I’m hoping to load about 18 TB of images (~22k studies) into Orthanc. I was wondering if anyone has advice on fast, or at least faster, ways to do this.
I did some measuring. With a very small test study (just one series in fact):
dcmsend or storescu - 30 seconds
curl (post, with expect header set) - 25 seconds
curl, using GNU parallel, -j8 - 16 seconds
dicomweb from OsiriX MD - 22 seconds
Parallel curl is clearly a winner here (except that it makes checking for and recovering from failures rather harder).
Is there anything I can do to MASSIVELY increase the speed?
Note that all these methods use either HTTP or DICOM, which degrades performance because of frequent network handshakings. You could give a try with HTTP clients that use keep-alive connections (Java, or “requests” in Python).
Such a Python plugin would use the “multithreading” library of Python in order to create a pool of threads that read DICOM files from a folder, then call “orthanc.RestApiPost(‘/instances’, dicom)” for each of those DICOM files: https://book.orthanc-server.com/plugins/python.html#listening-to-changes
For outside dicom directorys like referral cd’s and outside studies downloaded from other sources, I have used Tomovision’s free utility Dicomanager
Have been able to send to DCM4CHEE and Orthanc.

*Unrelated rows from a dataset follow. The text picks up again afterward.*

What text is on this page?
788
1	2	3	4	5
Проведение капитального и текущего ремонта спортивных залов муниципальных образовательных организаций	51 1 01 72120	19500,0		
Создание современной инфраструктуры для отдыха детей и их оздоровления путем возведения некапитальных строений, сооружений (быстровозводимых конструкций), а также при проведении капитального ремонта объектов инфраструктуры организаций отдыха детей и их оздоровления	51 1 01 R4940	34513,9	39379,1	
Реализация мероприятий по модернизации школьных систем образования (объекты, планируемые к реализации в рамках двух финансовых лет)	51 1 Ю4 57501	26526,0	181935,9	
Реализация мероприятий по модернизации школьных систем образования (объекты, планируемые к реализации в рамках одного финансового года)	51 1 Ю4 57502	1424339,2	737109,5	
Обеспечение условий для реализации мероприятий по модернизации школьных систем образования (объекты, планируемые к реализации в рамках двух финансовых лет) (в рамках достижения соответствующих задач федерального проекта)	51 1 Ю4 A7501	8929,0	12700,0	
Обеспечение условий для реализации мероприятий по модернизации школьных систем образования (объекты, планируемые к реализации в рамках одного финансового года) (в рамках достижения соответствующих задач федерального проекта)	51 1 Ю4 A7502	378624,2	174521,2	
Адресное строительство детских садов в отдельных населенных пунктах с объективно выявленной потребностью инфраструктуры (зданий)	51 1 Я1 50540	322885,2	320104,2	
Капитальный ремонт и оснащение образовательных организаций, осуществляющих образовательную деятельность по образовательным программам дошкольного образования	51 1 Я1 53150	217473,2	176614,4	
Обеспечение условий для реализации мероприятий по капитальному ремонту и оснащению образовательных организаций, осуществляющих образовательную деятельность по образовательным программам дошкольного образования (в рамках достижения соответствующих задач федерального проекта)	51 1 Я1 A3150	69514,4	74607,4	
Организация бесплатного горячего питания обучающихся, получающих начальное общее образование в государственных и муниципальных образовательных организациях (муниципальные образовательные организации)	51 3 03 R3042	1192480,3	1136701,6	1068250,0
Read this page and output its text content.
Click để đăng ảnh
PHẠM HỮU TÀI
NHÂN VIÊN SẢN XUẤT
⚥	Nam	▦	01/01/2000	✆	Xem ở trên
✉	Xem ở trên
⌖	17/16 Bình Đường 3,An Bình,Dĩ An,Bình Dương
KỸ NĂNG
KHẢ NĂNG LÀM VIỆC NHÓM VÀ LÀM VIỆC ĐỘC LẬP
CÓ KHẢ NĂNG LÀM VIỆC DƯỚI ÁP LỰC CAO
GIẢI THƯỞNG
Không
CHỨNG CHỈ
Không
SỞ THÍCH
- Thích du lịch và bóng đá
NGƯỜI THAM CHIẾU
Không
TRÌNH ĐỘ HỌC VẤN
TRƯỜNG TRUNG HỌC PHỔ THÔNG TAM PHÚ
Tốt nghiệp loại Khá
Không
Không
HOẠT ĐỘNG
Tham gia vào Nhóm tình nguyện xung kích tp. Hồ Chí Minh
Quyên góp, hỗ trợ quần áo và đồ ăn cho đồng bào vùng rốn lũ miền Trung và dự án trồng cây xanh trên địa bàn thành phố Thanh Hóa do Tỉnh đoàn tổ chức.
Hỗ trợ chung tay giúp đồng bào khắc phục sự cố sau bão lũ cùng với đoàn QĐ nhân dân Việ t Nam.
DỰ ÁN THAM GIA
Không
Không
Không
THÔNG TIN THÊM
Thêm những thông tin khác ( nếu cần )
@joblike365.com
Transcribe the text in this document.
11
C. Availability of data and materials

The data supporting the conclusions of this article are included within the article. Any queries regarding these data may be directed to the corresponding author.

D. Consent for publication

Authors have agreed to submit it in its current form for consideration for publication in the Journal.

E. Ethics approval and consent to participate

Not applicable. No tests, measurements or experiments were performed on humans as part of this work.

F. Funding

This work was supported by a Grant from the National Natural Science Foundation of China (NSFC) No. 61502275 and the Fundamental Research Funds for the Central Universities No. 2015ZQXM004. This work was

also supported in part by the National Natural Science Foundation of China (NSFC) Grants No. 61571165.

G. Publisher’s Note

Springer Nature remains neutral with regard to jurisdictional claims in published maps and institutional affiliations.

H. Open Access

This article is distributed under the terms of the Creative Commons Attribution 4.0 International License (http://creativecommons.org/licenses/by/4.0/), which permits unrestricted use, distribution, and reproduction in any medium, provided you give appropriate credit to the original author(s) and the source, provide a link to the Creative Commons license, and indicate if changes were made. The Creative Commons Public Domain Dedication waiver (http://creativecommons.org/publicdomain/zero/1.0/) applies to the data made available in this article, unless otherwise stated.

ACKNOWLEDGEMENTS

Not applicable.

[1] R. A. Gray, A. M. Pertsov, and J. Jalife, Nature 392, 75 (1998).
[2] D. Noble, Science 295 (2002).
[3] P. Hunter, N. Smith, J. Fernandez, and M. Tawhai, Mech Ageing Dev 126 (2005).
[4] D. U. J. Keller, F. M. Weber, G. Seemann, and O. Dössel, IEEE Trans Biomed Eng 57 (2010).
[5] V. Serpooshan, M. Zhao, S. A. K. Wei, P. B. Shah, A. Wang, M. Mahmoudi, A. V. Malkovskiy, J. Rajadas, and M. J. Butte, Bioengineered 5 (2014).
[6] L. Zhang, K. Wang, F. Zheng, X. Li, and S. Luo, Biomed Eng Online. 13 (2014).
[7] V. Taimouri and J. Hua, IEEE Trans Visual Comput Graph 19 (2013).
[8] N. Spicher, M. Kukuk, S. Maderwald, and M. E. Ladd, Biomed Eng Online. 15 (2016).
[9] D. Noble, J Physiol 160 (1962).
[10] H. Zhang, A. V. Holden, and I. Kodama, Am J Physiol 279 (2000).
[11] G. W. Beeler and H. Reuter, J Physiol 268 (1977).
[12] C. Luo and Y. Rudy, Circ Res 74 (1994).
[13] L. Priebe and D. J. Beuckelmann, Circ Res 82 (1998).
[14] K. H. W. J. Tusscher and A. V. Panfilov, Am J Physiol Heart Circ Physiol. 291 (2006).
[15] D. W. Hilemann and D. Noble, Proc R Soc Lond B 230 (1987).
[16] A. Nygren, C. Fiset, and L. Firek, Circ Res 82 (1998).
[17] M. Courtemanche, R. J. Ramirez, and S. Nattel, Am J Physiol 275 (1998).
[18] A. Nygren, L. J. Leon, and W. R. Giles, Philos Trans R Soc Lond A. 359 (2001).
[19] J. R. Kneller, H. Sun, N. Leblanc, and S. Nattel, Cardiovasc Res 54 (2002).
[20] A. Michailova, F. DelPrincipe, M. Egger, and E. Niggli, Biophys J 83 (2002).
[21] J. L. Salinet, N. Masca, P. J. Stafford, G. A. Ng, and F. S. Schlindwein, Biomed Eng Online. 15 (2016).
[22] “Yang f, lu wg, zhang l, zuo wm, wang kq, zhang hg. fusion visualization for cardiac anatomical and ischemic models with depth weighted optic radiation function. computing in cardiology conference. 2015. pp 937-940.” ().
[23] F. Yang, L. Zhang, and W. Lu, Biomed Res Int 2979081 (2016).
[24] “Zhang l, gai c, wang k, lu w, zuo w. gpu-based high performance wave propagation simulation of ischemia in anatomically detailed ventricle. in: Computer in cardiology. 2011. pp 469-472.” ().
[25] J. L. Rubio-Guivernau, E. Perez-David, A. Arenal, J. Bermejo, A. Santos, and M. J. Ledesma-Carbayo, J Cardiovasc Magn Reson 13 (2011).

I can’t say I’ve timed it but it seems to transfer films pretty darned fast with their dicom tags intact.
Might be worth a try… it is built for mass transfer with no coding as long as the source is a dicom directory or just a bunch of dicom files in a known location.
I would put an orthanc instance using the postgresql on the same physical machine as the source files for speed and see what happens.
Just did a test with the Tomovision utility from a slow machine, across my internal network to a DCM4CHEE Virtual machine.
less than 3 seconds per film in a 9 film series. Will try if I have time to send to my Orthanc instance (I’m just running the default sqlite)
OK just confirmed … source on a pentium dual core 15 year old computer to Orthanc running on
a raspberry pi 3b+ and usb hard drive… Talk about a torture test… 3 seconds per film using Dicomanage
These are high quality direct digital xrays from a Veterinary DR machine by sedecal.
So if you can arrange your source (or it is already) in dicom directories… You’d probably have to divvy up the batches
Dicomanage will recursively search out a root directory for you, but the whole think would likely throw memory errors before it could load the whole batch. But at least in the small test 3 sec per film on some pretty limited hardware
I just tried this method - I had it ingest a directory full of files (serially, no threading).
starttime = datetime.datetime.now()
for fname in glob(‘/incoming/*dcm’):
with open(fname, ‘rb’) as f:
orthanc.RestApiPost(‘/instances’, f.read())
print(fname)
print(‘finished at’, datetime.datetime.now()-starttime)
Interestingly, it was almost precisely the same speed as dcmsend from another host, so I suspect just doing the simple way below (parallel curl) is just about as fast as it’s gonna reasonably get.
Fortunately, that works out to only about 3-4 weeks ingestion time, which is totally reasonable for a project of this size.
Relatedly, before I start on this project – is it even reasonable to be using Orthanc for this volume of images? When I search this group I see people talking about 1 TB, 5 TB instances – a few as big as 10, but not really any bigger.
I’m planning on starting with about 20 TB and expect that to grow by ~ 3-4 TB a year. Is that a problem for Orthanc?
The backend storage will be a iXsystems TrueNAS mounted via NFS via 40 GbE. The Postgres db will be locally stored on SSD (RAID1). How large should I expect that index to get?